An open API service indexing awesome lists of open source software.

https://github.com/nathabonfim59/py-extract-links

Extractt the links from any URL or html file
https://github.com/nathabonfim59/py-extract-links

pentesting-tools python-scraper scrapper-script

Last synced: 3 months ago
JSON representation

Extractt the links from any URL or html file

Awesome Lists containing this project

README

        

# What is it?

When I'm doing a pentest, there is a tedious process of extracting all the links from a given webpage to see if there is anything interesting.
Sometimes, they are inside JSONs, JS, and lots of stuff. This is just a script to automate this otherwise kind of tedious process.

If you find it useful, give us a star, and if you find a bug or have a suggestion, feel free to open a PR.
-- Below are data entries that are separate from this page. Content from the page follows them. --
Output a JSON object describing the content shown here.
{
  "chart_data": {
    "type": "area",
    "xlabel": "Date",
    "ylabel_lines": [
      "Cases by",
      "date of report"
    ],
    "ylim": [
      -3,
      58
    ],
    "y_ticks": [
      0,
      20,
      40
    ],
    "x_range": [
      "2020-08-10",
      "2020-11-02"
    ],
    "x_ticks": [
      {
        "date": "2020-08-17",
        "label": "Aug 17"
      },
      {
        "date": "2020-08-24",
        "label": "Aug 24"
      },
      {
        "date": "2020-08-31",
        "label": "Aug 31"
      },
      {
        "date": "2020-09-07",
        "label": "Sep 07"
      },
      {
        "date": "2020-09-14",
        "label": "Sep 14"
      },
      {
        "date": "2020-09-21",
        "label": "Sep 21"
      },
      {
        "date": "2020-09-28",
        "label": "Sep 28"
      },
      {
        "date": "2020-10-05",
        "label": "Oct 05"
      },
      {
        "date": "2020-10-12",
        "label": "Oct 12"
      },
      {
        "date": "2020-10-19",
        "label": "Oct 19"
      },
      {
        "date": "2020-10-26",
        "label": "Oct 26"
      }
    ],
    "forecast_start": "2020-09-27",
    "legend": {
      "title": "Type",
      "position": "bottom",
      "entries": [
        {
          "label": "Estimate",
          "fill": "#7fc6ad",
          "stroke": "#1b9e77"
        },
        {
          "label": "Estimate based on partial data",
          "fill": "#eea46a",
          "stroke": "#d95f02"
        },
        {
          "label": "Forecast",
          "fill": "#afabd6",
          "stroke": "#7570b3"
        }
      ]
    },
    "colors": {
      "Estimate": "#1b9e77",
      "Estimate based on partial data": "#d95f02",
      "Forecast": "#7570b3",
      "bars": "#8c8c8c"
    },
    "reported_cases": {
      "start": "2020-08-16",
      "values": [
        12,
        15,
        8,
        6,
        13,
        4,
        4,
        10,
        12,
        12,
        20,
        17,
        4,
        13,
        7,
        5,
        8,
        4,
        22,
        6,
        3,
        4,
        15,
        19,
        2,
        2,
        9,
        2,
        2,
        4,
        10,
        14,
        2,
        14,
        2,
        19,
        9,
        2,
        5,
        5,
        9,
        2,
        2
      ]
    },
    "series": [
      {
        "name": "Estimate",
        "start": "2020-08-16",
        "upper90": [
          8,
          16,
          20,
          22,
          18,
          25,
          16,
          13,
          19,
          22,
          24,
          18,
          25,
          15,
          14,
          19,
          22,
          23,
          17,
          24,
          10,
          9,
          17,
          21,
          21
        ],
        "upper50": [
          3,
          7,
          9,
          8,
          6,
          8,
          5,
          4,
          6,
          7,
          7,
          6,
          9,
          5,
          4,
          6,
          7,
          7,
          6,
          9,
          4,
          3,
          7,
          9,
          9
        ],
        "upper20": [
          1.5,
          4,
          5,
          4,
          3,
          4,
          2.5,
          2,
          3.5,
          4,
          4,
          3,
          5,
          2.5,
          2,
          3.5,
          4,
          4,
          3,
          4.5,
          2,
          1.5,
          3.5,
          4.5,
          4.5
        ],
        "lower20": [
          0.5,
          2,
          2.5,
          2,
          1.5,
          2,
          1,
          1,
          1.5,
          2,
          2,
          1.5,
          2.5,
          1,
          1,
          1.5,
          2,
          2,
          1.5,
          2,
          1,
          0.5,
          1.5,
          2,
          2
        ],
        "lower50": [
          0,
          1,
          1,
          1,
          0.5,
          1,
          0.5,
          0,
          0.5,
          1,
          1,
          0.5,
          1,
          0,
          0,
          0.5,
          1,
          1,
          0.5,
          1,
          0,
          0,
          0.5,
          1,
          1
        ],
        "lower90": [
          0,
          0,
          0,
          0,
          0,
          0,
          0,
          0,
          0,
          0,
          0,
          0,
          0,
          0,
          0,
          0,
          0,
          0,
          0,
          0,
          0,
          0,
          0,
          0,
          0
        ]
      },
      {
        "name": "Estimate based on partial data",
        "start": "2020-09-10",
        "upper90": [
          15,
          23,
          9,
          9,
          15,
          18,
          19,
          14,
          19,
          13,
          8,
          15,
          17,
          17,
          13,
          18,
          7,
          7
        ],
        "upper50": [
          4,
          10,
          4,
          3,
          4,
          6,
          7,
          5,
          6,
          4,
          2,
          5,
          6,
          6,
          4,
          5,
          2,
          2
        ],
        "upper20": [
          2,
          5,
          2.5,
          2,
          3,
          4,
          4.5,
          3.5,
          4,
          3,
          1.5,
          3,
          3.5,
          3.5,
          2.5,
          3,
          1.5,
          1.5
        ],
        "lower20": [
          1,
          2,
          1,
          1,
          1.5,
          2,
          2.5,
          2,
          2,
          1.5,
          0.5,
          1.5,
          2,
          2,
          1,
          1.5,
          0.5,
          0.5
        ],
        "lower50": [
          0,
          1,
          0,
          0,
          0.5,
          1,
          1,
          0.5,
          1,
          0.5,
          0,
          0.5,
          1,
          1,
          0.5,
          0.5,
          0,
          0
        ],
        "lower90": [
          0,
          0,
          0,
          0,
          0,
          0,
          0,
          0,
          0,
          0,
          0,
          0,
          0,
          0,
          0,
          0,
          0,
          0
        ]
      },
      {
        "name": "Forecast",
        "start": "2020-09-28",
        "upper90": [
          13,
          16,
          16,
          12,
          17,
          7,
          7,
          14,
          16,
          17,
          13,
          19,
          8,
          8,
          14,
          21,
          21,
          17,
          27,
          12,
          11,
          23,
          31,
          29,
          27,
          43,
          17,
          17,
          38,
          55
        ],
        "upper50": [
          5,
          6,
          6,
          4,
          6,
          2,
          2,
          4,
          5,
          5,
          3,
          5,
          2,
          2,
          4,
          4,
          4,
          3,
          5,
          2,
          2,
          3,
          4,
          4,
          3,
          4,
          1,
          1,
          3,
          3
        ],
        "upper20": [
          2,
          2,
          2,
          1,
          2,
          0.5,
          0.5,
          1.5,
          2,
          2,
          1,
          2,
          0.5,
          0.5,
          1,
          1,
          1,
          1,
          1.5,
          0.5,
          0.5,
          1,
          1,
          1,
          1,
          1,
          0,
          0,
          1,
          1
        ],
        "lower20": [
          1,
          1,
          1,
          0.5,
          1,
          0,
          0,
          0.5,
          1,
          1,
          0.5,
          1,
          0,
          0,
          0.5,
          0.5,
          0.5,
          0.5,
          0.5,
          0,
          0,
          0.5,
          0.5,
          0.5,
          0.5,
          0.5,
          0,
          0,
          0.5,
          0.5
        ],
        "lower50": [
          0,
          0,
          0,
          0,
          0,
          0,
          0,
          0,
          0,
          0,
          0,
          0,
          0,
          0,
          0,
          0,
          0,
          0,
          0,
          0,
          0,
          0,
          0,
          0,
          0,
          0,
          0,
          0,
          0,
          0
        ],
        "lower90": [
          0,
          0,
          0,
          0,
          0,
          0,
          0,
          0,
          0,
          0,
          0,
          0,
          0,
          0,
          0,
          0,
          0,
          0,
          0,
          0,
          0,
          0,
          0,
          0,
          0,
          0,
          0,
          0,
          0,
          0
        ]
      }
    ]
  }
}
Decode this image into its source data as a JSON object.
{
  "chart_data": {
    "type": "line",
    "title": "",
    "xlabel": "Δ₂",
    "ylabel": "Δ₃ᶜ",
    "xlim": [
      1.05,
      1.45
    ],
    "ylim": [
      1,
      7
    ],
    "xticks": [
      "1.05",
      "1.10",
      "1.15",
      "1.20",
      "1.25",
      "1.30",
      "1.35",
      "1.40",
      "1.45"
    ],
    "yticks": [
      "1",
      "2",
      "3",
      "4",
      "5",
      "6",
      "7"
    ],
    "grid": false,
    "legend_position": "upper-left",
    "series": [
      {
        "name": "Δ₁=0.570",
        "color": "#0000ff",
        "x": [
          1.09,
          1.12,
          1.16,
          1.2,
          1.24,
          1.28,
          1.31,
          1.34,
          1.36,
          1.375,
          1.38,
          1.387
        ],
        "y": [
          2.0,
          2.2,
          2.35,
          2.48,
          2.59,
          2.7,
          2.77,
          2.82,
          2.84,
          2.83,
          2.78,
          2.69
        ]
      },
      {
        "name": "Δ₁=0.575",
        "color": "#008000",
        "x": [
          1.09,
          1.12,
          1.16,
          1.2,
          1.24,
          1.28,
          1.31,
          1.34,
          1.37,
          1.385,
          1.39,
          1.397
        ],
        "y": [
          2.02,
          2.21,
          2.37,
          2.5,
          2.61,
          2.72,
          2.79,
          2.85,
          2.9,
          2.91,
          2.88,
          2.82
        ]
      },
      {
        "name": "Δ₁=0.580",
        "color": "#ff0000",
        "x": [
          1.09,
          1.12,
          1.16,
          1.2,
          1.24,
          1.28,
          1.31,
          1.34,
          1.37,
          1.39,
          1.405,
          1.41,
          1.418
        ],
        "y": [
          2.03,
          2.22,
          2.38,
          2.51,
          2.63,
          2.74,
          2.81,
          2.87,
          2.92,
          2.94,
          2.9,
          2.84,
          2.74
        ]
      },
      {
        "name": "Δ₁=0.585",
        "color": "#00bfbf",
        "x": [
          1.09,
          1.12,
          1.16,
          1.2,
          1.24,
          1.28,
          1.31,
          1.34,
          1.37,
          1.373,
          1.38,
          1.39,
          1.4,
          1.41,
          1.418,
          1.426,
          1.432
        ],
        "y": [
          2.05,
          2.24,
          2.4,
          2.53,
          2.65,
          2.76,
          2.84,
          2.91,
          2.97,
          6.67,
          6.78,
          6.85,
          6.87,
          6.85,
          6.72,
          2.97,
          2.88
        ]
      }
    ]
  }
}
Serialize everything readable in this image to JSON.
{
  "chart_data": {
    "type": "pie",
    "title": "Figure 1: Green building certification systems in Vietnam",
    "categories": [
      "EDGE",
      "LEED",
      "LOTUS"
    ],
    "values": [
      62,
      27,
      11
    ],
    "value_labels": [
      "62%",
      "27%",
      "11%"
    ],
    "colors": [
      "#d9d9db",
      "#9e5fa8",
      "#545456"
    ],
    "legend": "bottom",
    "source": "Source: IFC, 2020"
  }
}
**TLDR:** just some hacked together regexes to extract links from a webpage.

## Usage

```
usage: extract_links.py [-h] [--domains DOMAINS [DOMAINS ...]] [--summary] [--subdomains] source

Extract all links from an HTML file

positional arguments:
source URL or file path of the HTML content to extract domains from

options:
-h, --help show this help message and exit
--domains DOMAINS [DOMAINS ...]
A list of domains with wildcards like *.google.com
--summary Return a summary separated by root domain
--subdomains Have a list of subdomains in the summary
```

Example:

### From URL
```
./extract_links.py http://google.com
Domains extracted:
----------------------------------------------------------------------------------------------------
https://mail.google.com/mail/?tab=wm
https://drive.google.com/?tab=wo
http://www.google.com/setprefdomain?prefdom=BR&prev=http://www.google.com.br/&sig=K_0YZ7AcnuSOXsvin5UXnjkzw3HJA%3D
http://www.google.com.br/history/optout?hl=pt-BR
https://www.google.com/url?q=https://gemini.google.com/advanced%3Futm_source%3DHPP-ms%26utm_medium%3DOwned%26utm_campaign%3Di18n-adv-may&source=hpp&id=19042168&ct=3&usg=AOvVa
w259on_boc9RupjNMiGrnfV&sa=X&ved=0ahUKEwjbxd7RhbWGAxUdLrkGHbFOCvMQ8IcBCAY
https://play.google.com/?hl=pt-BR&tab=w8
http://schema.org/WebPage
https://www.youtube.com/?tab=w1
https://www.google.com/imghp?hl=pt-BR&tab=wi
https://www.google.com/images/hpp/gemini-advanced-sparkle-rgb-1-42px.png
https://accounts.google.com/ServiceLogin?hl=pt-BR&passive=true&continue=http://www.google.com/&ec=GAZAAQ
https://news.google.com/?tab=wn
http://maps.google.com.br/maps?hl=pt-BR&tab=wl
https://www.google.com.br/intl/pt-BR/about/products?tab=wh
```

### Summary root domains
```
./extract_links.py http://google.com --summary
Summary separated by root domain:
----------------------------------------------------------------------------------------------------
9 occurrences: google.com
3 occurrences: google.com.br
1 occurrences: schema.org
1 occurrences: youtube.com
```

### Summary subdomains
```
./extract_links.py http://google.com --summary --subdomains
Summary separated by root domain:
----------------------------------------------------------------------------------------------------
4 occurrences: www.google.com
2 occurrences: www.google.com.br
1 occurrences: news.google.com
1 occurrences: mail.google.com
1 occurrences: drive.google.com
1 occurrences: accounts.google.com
1 occurrences: schema.org
1 occurrences: play.google.com
1 occurrences: maps.google.com.br
1 occurrences: www.youtube.com
```

### Filter in by domain

> youtube and google urls (you can use `--summary` as well)

```
./extract_links.py http://google.com --domains *google.com.br *youtube.com
Domains extracted:
----------------------------------------------------------------------------------------------------
http://maps.google.com.br/maps?hl=pt-BR&tab=wl
http://www.google.com.br/history/optout?hl=pt-BR
https://www.youtube.com/?tab=w1
https://www.google.com.br/intl/pt-BR/about/products?tab=wh
```

# License
MIT - Basically, you can do whatever you want with it, and I'm not responsible for anything you do with it ;)
See the details in the LICENSE file.